When U.S. rapper Puff Daddy released his hit single “It’s All About the Benjamins” in 1997, he was way ahead of his time. Back then, the $100 bill the song refers to was only the third most popular dollar note, trailing the ubiquitous $1 dollar note and the $20 dollar note in terms of circulation, but 20 years and several nicknames later, Diddy’s prophecy would eventually be fulfilled.
According to Federal Reserve data
quoted by the IMF
, the $100 bill became the most circulated currency in the world in 2017, overtaking the $1 bill for the first time ever. What’s even more interesting though, is the fact that an estimated 80 percent of the 13.4 billion $100 notes
in circulation are held outside the United States, compared to “just” 60 percent of all 43 billion U.S. dollar bills.

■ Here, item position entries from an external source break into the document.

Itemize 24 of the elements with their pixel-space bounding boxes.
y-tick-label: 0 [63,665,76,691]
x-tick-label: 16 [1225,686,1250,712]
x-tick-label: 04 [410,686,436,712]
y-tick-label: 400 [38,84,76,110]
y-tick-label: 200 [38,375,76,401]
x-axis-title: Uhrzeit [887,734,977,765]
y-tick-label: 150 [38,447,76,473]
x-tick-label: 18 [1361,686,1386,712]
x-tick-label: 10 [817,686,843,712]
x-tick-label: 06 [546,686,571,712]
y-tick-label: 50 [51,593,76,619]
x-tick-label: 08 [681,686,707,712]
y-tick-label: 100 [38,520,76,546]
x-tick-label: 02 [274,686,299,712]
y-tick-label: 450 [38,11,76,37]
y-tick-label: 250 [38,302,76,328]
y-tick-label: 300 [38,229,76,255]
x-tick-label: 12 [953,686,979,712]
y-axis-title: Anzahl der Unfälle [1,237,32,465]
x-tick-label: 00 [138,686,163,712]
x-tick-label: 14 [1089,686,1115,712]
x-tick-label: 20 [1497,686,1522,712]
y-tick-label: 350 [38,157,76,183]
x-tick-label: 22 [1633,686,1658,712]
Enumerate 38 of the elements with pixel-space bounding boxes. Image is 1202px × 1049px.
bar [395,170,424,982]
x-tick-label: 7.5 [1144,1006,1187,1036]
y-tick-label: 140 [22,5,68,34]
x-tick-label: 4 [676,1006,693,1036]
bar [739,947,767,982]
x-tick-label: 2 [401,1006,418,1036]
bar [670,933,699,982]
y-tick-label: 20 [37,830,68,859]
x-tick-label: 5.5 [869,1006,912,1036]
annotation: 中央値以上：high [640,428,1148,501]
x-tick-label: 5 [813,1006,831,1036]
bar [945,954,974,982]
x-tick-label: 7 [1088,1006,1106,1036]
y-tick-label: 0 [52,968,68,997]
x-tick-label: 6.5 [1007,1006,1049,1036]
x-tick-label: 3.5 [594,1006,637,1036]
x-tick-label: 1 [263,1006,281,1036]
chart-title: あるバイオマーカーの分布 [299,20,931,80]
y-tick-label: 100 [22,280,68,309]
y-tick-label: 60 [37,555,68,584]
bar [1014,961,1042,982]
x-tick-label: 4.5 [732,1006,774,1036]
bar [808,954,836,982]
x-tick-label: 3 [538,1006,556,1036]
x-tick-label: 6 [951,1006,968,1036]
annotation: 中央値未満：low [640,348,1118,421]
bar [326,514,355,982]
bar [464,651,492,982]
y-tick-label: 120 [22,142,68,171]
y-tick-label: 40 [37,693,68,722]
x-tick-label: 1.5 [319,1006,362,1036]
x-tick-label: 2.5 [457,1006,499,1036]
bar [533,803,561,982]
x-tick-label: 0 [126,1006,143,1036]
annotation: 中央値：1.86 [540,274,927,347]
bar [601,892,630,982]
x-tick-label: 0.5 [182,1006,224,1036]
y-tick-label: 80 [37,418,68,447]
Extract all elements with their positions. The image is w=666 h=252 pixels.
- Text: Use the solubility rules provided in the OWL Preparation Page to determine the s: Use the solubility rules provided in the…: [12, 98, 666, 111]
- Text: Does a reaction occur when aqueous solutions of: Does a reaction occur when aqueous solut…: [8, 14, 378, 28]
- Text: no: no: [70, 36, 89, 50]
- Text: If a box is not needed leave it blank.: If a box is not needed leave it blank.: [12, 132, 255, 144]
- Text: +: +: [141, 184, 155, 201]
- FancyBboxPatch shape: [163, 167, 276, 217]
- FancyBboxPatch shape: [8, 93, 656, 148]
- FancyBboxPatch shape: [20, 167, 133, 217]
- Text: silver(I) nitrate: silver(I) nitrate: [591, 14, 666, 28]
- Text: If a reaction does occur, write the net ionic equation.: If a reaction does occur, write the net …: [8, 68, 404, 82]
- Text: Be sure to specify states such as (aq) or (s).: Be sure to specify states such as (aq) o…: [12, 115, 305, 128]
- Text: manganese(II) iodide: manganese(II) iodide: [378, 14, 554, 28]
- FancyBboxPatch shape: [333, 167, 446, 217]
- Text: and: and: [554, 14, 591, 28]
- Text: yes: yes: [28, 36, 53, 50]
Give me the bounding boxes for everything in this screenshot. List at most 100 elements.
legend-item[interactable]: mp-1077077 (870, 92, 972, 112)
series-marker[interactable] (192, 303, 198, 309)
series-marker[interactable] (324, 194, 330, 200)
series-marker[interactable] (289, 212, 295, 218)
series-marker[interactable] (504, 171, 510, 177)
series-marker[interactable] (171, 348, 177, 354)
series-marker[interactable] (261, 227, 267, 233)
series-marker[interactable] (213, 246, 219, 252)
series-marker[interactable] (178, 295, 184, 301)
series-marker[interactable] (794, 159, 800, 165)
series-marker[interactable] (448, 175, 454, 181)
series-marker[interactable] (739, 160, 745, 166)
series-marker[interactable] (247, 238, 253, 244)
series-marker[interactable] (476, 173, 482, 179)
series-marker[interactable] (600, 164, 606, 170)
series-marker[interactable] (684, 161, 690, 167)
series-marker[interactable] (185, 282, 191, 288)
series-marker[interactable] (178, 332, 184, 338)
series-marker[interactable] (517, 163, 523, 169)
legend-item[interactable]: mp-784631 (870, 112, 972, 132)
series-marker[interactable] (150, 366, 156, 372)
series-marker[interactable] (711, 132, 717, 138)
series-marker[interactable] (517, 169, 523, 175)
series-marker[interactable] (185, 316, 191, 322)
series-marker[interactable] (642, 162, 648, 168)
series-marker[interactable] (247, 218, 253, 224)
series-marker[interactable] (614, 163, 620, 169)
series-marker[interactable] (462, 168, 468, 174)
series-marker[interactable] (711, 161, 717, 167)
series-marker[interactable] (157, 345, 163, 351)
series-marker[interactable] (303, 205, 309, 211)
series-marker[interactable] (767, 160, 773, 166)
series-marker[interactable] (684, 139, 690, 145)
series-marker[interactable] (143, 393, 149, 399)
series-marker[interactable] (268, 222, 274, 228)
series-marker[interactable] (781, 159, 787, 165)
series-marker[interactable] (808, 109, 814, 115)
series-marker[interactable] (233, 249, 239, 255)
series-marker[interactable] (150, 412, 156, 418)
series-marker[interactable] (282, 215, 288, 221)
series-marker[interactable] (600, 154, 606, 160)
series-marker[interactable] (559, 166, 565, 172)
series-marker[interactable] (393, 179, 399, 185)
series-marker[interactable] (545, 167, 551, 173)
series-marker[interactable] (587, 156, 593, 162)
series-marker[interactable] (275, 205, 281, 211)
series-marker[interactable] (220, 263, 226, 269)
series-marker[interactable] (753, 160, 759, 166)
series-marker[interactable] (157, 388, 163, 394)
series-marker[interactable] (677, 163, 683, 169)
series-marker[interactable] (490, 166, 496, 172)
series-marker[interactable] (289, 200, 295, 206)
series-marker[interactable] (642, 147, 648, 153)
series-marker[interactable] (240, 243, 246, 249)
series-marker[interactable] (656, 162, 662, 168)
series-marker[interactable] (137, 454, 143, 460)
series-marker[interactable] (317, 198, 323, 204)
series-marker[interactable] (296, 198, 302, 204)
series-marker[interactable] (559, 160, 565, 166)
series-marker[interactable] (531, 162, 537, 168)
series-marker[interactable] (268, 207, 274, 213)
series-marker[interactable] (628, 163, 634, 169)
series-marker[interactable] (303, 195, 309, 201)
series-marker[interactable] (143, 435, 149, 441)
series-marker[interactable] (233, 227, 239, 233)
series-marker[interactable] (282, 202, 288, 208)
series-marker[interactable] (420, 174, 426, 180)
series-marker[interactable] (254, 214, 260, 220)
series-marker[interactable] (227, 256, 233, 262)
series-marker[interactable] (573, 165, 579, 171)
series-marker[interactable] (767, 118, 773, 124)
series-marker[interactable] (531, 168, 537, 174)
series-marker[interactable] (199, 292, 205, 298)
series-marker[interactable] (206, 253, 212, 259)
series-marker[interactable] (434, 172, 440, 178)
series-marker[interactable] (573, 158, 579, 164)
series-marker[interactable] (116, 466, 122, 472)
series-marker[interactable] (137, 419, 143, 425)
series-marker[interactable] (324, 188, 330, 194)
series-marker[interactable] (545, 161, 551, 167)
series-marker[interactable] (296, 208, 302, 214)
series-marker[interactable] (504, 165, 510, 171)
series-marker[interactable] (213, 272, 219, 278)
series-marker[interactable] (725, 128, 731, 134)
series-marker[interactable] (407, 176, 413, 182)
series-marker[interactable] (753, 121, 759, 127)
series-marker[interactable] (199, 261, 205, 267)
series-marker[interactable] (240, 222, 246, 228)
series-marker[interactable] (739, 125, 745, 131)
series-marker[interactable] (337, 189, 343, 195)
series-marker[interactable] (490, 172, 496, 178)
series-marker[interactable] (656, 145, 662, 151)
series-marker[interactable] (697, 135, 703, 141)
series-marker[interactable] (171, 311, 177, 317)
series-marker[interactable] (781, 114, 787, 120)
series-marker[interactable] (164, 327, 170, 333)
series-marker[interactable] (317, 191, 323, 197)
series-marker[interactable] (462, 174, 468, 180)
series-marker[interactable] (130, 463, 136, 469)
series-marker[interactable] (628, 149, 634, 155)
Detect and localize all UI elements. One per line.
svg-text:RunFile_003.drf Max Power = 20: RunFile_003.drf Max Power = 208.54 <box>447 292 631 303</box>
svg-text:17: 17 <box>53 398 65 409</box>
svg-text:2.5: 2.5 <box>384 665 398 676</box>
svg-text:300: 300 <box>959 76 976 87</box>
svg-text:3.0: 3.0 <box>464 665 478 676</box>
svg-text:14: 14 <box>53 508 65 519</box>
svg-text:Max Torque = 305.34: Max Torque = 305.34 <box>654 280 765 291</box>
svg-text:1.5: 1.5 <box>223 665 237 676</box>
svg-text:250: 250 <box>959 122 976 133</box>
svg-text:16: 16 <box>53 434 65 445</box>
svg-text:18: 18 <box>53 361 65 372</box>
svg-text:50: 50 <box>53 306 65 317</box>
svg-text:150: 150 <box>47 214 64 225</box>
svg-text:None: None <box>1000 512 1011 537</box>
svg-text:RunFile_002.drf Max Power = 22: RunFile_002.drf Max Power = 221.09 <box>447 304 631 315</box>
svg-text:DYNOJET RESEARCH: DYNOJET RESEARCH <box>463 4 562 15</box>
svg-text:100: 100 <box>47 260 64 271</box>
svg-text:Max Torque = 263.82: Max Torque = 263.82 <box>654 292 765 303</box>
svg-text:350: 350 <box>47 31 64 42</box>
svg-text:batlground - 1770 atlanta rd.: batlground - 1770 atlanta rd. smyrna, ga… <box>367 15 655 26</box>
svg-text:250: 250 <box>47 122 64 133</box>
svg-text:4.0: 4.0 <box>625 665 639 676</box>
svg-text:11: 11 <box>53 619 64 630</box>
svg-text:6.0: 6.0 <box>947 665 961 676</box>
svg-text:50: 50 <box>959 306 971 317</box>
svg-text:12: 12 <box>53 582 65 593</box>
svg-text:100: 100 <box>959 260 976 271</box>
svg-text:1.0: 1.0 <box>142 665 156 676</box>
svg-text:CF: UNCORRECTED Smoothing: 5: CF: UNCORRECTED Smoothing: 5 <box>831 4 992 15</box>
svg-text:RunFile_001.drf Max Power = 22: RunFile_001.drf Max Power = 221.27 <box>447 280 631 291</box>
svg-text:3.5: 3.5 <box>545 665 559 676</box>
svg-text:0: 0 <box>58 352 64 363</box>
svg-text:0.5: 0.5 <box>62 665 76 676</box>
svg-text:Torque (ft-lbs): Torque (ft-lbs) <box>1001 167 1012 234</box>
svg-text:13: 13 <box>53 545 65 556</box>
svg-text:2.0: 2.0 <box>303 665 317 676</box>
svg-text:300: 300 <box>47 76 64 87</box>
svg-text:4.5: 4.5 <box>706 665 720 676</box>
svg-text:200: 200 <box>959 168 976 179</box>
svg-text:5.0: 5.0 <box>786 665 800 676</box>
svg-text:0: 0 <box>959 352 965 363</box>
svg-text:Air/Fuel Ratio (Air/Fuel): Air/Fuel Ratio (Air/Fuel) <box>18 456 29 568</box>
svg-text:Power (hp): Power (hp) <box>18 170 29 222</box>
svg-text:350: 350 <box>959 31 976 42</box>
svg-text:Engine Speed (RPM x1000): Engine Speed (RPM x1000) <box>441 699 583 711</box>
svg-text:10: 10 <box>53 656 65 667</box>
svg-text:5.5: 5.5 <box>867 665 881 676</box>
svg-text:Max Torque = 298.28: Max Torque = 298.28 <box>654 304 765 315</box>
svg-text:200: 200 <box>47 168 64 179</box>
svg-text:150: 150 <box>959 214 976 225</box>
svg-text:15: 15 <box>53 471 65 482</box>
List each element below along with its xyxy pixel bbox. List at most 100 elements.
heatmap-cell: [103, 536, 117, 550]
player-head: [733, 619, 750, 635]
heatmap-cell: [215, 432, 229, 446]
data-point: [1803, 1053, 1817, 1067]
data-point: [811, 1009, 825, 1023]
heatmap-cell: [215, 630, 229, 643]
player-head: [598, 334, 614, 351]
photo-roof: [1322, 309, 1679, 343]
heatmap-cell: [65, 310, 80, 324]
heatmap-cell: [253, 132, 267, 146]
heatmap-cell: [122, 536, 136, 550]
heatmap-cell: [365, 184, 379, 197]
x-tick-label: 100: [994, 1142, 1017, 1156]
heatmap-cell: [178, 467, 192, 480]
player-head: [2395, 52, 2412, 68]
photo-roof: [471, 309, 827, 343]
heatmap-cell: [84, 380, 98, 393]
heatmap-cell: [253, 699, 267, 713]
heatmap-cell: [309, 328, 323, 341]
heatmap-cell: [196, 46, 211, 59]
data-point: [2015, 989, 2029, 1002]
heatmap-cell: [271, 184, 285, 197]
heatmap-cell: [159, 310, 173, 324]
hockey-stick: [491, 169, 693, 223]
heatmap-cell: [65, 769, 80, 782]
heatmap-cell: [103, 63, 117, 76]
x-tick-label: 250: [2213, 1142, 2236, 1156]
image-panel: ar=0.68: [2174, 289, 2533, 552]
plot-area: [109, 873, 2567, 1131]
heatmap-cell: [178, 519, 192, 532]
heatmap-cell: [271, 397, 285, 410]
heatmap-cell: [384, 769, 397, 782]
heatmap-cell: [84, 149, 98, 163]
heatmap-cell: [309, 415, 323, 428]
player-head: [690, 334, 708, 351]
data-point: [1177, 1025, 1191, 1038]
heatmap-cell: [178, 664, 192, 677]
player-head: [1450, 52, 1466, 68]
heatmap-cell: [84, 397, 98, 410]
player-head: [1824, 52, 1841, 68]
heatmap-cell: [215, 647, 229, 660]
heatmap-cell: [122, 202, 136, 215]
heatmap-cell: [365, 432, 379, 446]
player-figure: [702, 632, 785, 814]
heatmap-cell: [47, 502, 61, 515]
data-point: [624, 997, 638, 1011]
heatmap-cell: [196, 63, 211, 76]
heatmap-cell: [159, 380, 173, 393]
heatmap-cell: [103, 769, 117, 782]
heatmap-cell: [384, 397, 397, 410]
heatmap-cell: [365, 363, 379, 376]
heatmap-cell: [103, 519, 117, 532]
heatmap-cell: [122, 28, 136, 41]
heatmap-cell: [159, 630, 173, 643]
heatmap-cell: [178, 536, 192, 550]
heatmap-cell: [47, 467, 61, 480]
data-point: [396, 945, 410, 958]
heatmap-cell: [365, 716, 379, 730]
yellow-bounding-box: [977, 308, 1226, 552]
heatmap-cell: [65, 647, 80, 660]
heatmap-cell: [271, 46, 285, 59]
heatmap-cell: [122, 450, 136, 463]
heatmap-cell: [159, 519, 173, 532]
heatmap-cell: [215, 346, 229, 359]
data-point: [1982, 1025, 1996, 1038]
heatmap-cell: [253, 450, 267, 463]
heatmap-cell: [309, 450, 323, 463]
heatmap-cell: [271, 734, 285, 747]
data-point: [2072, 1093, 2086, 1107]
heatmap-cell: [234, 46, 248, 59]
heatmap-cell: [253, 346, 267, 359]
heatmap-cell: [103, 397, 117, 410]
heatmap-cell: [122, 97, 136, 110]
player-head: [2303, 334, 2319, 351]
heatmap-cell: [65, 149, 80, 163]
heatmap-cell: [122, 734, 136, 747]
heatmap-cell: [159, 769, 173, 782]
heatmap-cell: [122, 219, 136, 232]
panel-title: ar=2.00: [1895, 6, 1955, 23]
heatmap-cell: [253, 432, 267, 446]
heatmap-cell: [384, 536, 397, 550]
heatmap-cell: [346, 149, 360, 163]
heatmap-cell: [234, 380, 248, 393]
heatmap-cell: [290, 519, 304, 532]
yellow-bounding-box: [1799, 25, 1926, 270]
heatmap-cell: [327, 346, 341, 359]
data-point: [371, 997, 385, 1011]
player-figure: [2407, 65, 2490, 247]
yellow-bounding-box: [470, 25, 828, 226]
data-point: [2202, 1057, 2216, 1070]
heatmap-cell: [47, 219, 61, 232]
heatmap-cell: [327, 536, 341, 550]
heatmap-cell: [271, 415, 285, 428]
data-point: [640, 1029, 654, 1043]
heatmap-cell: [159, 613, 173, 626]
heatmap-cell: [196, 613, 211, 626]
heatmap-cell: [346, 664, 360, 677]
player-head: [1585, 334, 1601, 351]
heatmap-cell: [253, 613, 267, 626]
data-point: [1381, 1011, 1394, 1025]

So what makes the $100 bill so popular in and especially outside the United States? Apart from political and monetary instabilities driving demand for U.S. dollars, especially in large denominations, as a safe-haven currency, i.e. a stable and secure asset, Harvard University’s Kenneth Rogoff has another theory: “Worldwide, high-value currency notes are mainly used to avoid taxes and regulation, and for illegal activity,” he observes. “Apartments and houses in major cities all over the world are paid for with suitcases of cash every day, and it is not because the buyers are afraid of bank failures.”